実際にどのくらいの難易度なのかは、受けてみないことにはわからないというのは確かですが、実際の資格の取得状況や合格率、受験者の声なども気になるところです。

取得状況や合格率

2020年1月現在の資格取得状況は以下のようになっています。 コーヒー鑑定士認定者…36名(商品設計マスター74名、生豆鑑定マスター108名、品質管理マスター45名) コーヒーインストラクター1級認定者…1,285名 コーヒーインストラクター2級認定者…14,334名 各検定の合格率は以下のようになっています。 第14回コーヒー鑑定士検定…受験者127名の内合格者4名、合格率3.1%(商品設計マスター7名、生豆鑑定マスター15名、品質管理マスター3名) 第15回コーヒーインストラクター1級検定…受験者235名の内合格者73名、合格率31% 第34回コーヒーインストラクター2級検定…受験者591名の内合格者502名、合格率85%

【実際に検定を受けた受験者の声】

検定を受けて幅広い知識を習得し、実際に業務で応用している鈴木雄介氏にお話を聞きました。

株式会社 スズアコーヒー店 営業部長 鈴木雄介氏

箱根の旅館やホテルに自家焙煎のコーヒー豆を卸すスズアコーヒー店。同社の焙煎を担当する鈴木雄介氏はJ.C.Q.A.生豆し鑑定マスターなどの難関資格を保有、コーヒー作りに活かしています。

Q1:コーヒーインストラクター検定を受けたきっかけはなんですか。

自社や自分の知識やノウハウを確認するためと、お取引先の商社の方が資格を持っていて、資格を持つのはマナーだと感じました。

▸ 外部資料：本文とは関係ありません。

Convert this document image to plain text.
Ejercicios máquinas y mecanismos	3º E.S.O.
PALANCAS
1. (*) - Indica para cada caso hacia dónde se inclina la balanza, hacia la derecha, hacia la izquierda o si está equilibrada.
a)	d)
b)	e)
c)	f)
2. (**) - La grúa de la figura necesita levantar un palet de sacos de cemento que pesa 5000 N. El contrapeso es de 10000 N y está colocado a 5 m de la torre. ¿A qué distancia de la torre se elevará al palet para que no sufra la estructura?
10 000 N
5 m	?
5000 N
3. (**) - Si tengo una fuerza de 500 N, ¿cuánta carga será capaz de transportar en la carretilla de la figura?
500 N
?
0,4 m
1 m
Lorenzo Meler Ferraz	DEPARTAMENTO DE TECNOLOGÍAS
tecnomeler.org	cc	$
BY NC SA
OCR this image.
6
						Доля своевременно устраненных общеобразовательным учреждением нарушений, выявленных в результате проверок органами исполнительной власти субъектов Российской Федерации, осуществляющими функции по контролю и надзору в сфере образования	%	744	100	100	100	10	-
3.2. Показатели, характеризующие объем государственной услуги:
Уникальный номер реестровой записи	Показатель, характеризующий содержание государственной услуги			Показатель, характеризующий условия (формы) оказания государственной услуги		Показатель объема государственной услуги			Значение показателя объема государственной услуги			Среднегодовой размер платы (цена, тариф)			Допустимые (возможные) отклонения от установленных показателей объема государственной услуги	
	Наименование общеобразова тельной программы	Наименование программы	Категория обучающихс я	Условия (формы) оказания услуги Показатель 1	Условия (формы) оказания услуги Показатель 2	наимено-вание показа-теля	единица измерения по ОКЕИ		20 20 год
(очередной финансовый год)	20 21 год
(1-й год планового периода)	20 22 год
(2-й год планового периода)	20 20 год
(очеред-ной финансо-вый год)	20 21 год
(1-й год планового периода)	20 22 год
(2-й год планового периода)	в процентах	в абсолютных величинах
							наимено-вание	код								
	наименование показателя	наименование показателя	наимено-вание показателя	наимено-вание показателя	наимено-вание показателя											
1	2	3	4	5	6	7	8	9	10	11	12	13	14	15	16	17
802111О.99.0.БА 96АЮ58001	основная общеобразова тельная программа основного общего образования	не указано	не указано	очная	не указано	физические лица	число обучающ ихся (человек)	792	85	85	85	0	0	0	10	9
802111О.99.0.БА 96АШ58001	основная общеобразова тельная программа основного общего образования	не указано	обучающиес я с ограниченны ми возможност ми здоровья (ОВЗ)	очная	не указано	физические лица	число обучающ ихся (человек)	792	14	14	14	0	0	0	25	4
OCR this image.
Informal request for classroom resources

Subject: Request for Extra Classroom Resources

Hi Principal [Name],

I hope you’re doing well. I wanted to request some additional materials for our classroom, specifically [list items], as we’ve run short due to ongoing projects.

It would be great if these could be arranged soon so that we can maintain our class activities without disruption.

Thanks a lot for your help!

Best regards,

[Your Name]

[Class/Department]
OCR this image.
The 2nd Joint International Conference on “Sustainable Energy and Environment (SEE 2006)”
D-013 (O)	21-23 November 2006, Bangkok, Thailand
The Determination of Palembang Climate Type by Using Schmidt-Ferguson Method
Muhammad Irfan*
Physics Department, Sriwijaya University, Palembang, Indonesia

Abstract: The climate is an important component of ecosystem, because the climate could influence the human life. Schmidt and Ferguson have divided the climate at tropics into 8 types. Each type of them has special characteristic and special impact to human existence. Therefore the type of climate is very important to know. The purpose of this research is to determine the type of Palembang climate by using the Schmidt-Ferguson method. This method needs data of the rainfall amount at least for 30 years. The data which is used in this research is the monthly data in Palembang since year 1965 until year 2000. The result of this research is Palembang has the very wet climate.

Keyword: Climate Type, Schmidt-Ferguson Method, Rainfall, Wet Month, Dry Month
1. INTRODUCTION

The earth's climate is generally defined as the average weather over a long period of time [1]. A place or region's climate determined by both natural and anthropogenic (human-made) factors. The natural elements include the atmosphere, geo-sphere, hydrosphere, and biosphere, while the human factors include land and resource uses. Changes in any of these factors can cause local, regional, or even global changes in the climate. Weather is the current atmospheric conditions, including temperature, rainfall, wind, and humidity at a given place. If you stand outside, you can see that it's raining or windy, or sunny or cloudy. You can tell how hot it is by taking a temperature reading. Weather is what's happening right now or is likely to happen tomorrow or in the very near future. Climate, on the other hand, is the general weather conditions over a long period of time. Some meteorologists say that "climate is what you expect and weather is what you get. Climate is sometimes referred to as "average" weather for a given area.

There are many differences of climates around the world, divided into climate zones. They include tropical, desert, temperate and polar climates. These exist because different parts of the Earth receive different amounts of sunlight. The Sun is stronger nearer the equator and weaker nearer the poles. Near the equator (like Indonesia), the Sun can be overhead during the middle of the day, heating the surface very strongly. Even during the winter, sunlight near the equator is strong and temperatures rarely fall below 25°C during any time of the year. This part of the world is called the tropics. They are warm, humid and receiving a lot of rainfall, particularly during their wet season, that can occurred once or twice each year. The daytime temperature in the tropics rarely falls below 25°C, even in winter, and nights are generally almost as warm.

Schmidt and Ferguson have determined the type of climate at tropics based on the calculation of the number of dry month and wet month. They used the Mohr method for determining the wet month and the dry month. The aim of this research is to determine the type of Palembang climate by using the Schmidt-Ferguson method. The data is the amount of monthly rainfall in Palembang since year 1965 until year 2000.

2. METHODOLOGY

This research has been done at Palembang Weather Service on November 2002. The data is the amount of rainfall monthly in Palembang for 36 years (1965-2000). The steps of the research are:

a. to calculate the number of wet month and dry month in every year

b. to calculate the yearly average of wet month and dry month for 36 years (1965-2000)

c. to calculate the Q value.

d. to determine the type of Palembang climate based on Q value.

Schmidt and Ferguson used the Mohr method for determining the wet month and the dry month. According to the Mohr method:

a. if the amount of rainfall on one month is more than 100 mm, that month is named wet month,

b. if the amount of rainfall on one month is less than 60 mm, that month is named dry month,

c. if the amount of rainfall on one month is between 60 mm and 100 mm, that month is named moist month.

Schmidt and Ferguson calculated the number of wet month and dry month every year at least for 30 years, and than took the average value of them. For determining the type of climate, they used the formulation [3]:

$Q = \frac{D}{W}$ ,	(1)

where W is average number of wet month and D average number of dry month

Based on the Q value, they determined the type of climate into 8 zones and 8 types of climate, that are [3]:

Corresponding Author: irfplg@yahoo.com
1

Q2:検定を受ける前にどのような準備をされましたか。

講習会で講師がテストに出ると指摘していた箇所を重点的に勉強し、実技科目は持ち帰った検体を何度もカッピング等をしました。Q&Aもチェックしました。

Q3:資格の取得はどのように役立っていますか。

生豆から商品化まですべての作業を自社で行うので非常に役に立っています。 2級は、コーヒーに携わる運転免許、1級は、プロのスタート地点、マスタークラスは、深い専門的知識を勉強できる良い機会、鑑定士は、常に目指すところであり、資格を取得するのがゴールではないことも教えてくれます。日々精進いたします。

4.自分の目的にあったコーヒーの資格に挑戦しよう

コーヒーの資格には、趣味で役に立つレベルから、仕事で活用できる難しいものまで幅広く存在しています。「コーヒーの資格を取ろうと思ったけど数が多すぎてどれを取得するのがいいのかわからない」という人は、この記事を参考にして資格を選んでみてください。